In 1987, couple leased a sheep farm in the Falkland Islands and continued to spend up to four summer months each year sailing and studying the wildlife in South Georgia. Poncet spent a decade surveying the birdlife of the region for the BAS. In 1989, the couple were featured in National Geographic (March, 1989) and in 1990, National Geographic Explorer presented a documentary "Antarctic Adventure", recounting the Poncets' journey to Antarctica and their explorations of the southern polar region. Throughout the 1990s, Poncet continued her collaboration with the BAS, performing vegetation baseline studies. Damien Bay was named after she and Jerome's boat, which had been chartered by the BAS for research.

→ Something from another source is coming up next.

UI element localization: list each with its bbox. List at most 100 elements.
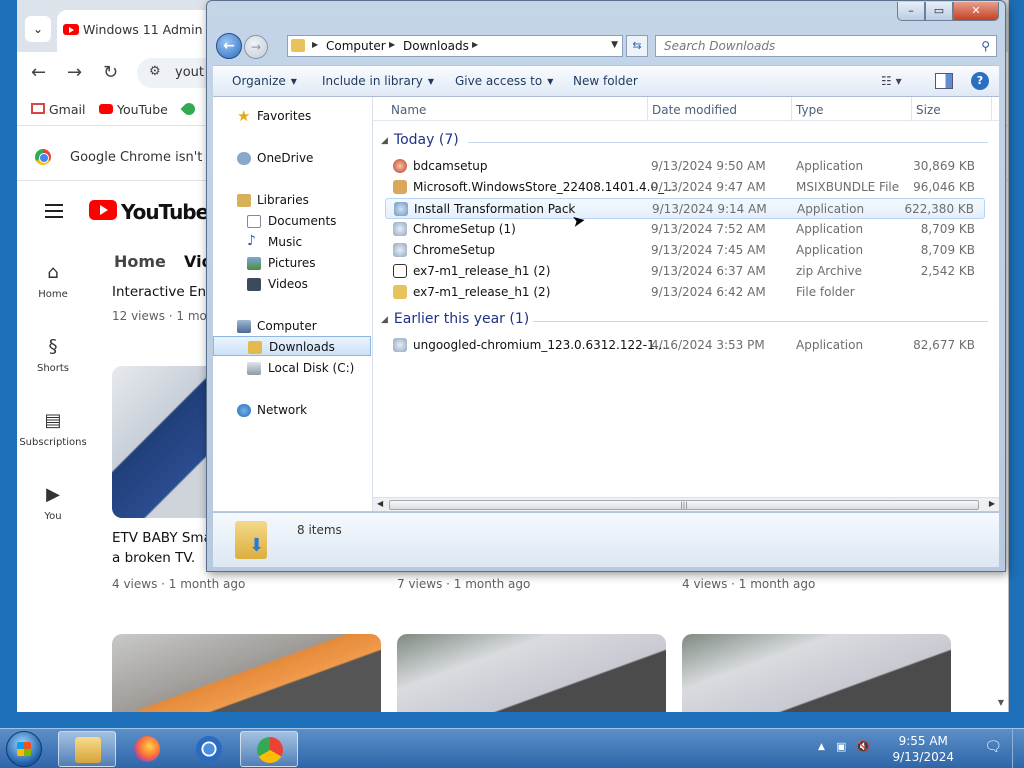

In 2001, concern about damage by tourists to the Cape Royds and Cape Evans areas in which Ernest Shackleton and Robert Falcon Scott had established expedition bases caused the Government of South Georgia & the South Sandwich Islands (GSGSSI) to hire Poncet to prepare an environmental assessment of the region to establish an environmental baseline. In 2002, Poncet began trials on a rat eradication project in an effort to restore the South Georgia pipit population. The brown rat population, originally arriving on the island aboard ships in the 19th century, had caused extreme losses in the petrel, pipit and prion bird colonies. It was the first such trial in South Georgia and a similar project on the Falklands led Poncet in 2011 to the discovery of a new breeding ground of southern giant petrel in the Choiseul Sound. By 2015, the South Georgia Heritage Trust project had cleared the island of rodents, with Poncet reporting the first pipit nest in Schlieper Bay of the eradication target area. The nest was found near Weddell Point during one of Poncet's expeditions tracking albatross. Since her report, numerous other nest sightings have occurred.

Poncet co-authored with Kim Crosbie two editions of the South Georgia Visitor’s Guide. She has also worked with the GSGSSI as an advisor on reindeer eradication, using humane methods to relocate the invasive species which has caused damage to vegetation. In 2005, Poncet led the Petrel and Prion Survey team in work on a census of the wandering albatross. The count was triggered by concerns over the catastrophic death of the birds because of longline fishing. Between 2005 and 2007, Poncet led a similar count of the giant petrel and white-chinned petrel colonies. As the GSGSSI is committed to performing a survey on the wandering albatross every ten years, Poncet partnered with Cheesemans’ Ecology Safaris in a public-private partnership in 2015 to offset costs of the census. Poncet led the scientific research conducted during the expedition.

==Awards and honours==
In 1992, Poncet and her husband were awarded the Blue Water Medal for their years of cruising in the Antarctic and publication of a guidebook focused on preservation of the region. In 1995, she received the Gerdy Jevtic alumni medal from Fahan School. Poncet was awarded the Fuchs Medal from the British Antarctic Survey in 2010 for her wildlife and vegetation mapping and conservation management strategies of the southern polar region. In 2015, she was awarded the Polar Medal for her research and efforts at protecting the biodiversity of South Georgia and the Antarctic.